Summary
- CoreWeave and Nebius said GPU computing capacity has sold out, with long-term contracts and even upfront payments increasing.
- Oracle and OpenAI reportedly scrapped their Texas data center expansion plan due to funding issues, and are moving ahead with job cuts and a review of selling a business unit.
- TD Cowen and the infrastructure industry said there is a risk that AI infrastructure capex is overheating, and that the financial sector’s judgment will sway the AI infrastructure market, the stock market, and order intake.
Forecast Trend Report by Period


AI bubble debate reignites
AI computing companies such as CoreWeave
"Now even long-term contracts and upfront payments"
Oracle scraps Texas expansion plan
Weighs selling a business unit to raise funds
Spotlight on whether Big Tech can finance investment
The debate over an artificial intelligence (AI) bubble is increasingly diverging between the AI industry and the financial sector. While AI companies building out infrastructure say their server leasing capacity has sold out, cases are simultaneously emerging in which data center expansions are shelved for lack of funding. With AI firms finding it difficult to cover infrastructure investment with profits alone, movements in the financial sector—including investment banks—are expected to determine the pace of AI infrastructure expansion going forward.

◇Data center leasing sells out this year
Brannin McBee, chief development officer (CDO) of CoreWeave, said at a Morgan Stanley conference held in the U.S. on the 4th (local time) that "demand for AI computing is 'insatiable,'" adding that "all the GPU computing capacity the company can provide this year has already been sold." He also disclosed that customers are increasingly seeking to lock in capacity for the long term, with contract terms lengthening from around three years in 2023 to about five to six years now. CoreWeave, a U.S. high-performance AI cloud computing company backed by Nvidia, is moving to build out data centers with 3.1 GW (gigawatts) of capacity for customers by next year.
Mark Boroditsky, chief revenue officer (CRO) of Nebius, another AI infrastructure builder, also said that day, "Some customers are even making upfront payments to secure data center capacity," adding that "GPU (graphics processing unit) supply is tight, and prices are rising even for prior-generation models."
The two companies are categorized as leading "neo-cloud" players. Unlike incumbent cloud providers such as Amazon Web Services (AWS) and Google Cloud that offer general-purpose services to a wide range of enterprise customers, neo-cloud refers to emerging AI infrastructure companies that concentrate their data centers on AI compute. Lambda and Crusoe are also cited as representative players.

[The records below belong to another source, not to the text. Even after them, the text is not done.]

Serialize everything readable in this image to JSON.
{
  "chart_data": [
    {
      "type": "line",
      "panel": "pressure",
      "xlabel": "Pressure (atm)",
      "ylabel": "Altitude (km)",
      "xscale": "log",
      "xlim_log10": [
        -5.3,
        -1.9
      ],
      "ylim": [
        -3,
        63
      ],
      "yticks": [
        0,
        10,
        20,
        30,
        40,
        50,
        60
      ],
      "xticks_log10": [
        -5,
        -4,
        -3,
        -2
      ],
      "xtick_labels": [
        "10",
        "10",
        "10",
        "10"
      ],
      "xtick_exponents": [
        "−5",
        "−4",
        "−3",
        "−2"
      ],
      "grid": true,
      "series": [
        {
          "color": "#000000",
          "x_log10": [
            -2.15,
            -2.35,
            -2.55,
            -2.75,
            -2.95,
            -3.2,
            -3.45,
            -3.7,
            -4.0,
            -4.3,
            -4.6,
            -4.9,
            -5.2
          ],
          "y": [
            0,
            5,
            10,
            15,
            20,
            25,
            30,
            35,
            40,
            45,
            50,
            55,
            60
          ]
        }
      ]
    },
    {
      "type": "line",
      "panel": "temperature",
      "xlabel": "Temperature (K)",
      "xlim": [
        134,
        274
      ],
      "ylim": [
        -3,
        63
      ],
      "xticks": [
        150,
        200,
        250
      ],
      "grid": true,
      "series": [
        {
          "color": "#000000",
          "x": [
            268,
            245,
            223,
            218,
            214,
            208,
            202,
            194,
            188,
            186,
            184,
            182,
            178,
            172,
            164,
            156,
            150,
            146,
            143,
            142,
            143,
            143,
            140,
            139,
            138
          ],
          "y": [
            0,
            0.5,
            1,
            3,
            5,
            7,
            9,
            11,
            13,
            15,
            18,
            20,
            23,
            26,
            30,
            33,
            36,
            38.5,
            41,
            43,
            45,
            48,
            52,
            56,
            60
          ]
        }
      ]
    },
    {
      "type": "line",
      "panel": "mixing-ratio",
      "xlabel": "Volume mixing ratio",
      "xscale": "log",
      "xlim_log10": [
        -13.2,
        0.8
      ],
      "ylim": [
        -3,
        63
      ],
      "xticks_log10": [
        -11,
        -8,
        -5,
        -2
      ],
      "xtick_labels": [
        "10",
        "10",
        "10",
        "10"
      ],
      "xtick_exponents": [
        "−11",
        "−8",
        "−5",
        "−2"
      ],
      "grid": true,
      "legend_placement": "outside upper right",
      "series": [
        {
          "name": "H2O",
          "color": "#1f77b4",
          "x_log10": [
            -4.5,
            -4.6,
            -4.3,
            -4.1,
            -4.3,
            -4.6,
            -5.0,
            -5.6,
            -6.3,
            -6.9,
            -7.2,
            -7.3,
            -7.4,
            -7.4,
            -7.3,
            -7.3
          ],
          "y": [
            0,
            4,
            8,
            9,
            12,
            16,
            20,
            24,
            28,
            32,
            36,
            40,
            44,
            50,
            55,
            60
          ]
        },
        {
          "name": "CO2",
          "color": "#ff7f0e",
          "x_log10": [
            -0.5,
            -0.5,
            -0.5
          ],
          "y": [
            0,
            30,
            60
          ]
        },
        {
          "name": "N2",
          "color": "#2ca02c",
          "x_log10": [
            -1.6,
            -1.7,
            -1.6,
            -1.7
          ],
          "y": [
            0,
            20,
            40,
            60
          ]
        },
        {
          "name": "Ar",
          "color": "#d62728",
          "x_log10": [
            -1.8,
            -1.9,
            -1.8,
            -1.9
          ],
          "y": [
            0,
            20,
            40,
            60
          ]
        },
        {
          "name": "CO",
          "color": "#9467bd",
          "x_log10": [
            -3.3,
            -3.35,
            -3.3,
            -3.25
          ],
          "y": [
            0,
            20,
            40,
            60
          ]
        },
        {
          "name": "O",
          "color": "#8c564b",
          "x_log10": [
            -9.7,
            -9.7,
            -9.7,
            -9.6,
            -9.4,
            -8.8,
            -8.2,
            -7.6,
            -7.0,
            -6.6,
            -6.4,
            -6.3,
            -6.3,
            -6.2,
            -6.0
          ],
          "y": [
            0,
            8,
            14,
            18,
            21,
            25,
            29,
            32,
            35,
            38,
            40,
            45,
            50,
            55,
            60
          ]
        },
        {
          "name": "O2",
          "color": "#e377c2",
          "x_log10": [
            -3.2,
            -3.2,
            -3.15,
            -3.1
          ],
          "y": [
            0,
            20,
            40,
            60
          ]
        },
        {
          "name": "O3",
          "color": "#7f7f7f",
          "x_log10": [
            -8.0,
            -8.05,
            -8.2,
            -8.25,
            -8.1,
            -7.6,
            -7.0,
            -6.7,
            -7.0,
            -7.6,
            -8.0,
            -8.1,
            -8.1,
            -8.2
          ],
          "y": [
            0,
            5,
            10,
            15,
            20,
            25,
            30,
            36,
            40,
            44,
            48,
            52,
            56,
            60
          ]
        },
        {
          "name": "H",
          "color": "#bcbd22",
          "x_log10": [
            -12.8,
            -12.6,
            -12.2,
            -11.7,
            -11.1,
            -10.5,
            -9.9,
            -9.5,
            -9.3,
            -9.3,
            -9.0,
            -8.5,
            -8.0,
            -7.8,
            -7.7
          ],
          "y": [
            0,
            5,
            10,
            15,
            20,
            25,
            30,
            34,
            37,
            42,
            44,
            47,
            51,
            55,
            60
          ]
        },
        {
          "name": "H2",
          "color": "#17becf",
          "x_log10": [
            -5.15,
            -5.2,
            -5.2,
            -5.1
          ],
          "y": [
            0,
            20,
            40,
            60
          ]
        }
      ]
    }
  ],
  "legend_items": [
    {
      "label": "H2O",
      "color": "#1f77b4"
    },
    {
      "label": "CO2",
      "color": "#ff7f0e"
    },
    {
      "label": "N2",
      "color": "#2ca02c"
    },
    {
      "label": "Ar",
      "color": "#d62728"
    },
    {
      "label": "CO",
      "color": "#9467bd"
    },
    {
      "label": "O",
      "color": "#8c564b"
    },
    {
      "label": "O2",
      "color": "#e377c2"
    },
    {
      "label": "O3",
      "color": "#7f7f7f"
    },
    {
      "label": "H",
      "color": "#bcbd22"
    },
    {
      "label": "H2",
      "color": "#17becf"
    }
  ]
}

◇Texas data center expansion scrapped
In contrast, cases of additional investment being halted are also occurring at the same time. According to Bloomberg on the 7th (local time), Oracle and OpenAI have scrapped plans to expand a data center to be built in Abilene, Texas, from 1.2 GW to 2 GW. The talks reportedly broke down directly due to Oracle's financing issues.
Last month, Oracle said it would raise $50 billion (about KRW 74 trillion) this year through corporate bond and equity issuance to invest in AI infrastructure. However, the amount falls short of the funding needed for Oracle's Texas and Wisconsin facilities ($38 billion) and a New Mexico data center ($20 billion). The industry believes Oracle will find it difficult to raise additional funds through financial markets. As a result, Oracle is considering cutting 30,000 jobs this month and selling Cerner, the healthcare software unit it acquired in 2022 for $28.3 billion. OpenAI and Oracle have an AI infrastructure buildout plan totaling $500 billion (about KRW 743 trillion).
U.S. investment bank TD Cowen said in a report last month, "The pace of AI infrastructure buildout may be progressing faster than actual demand," arguing that capital spending sentiment around related facilities has become overheated even as a clear AI profit model has yet to be established.
Cautious views are also emerging within the infrastructure industry. An executive at a South Korean power equipment company that is heavily affected said, "Google, Amazon and others have poured all their profits into investment so far, and additional investment will ultimately have to be raised externally," adding, "The financial sector's assessment of the AI infrastructure market will likely determine the stock market and order intake."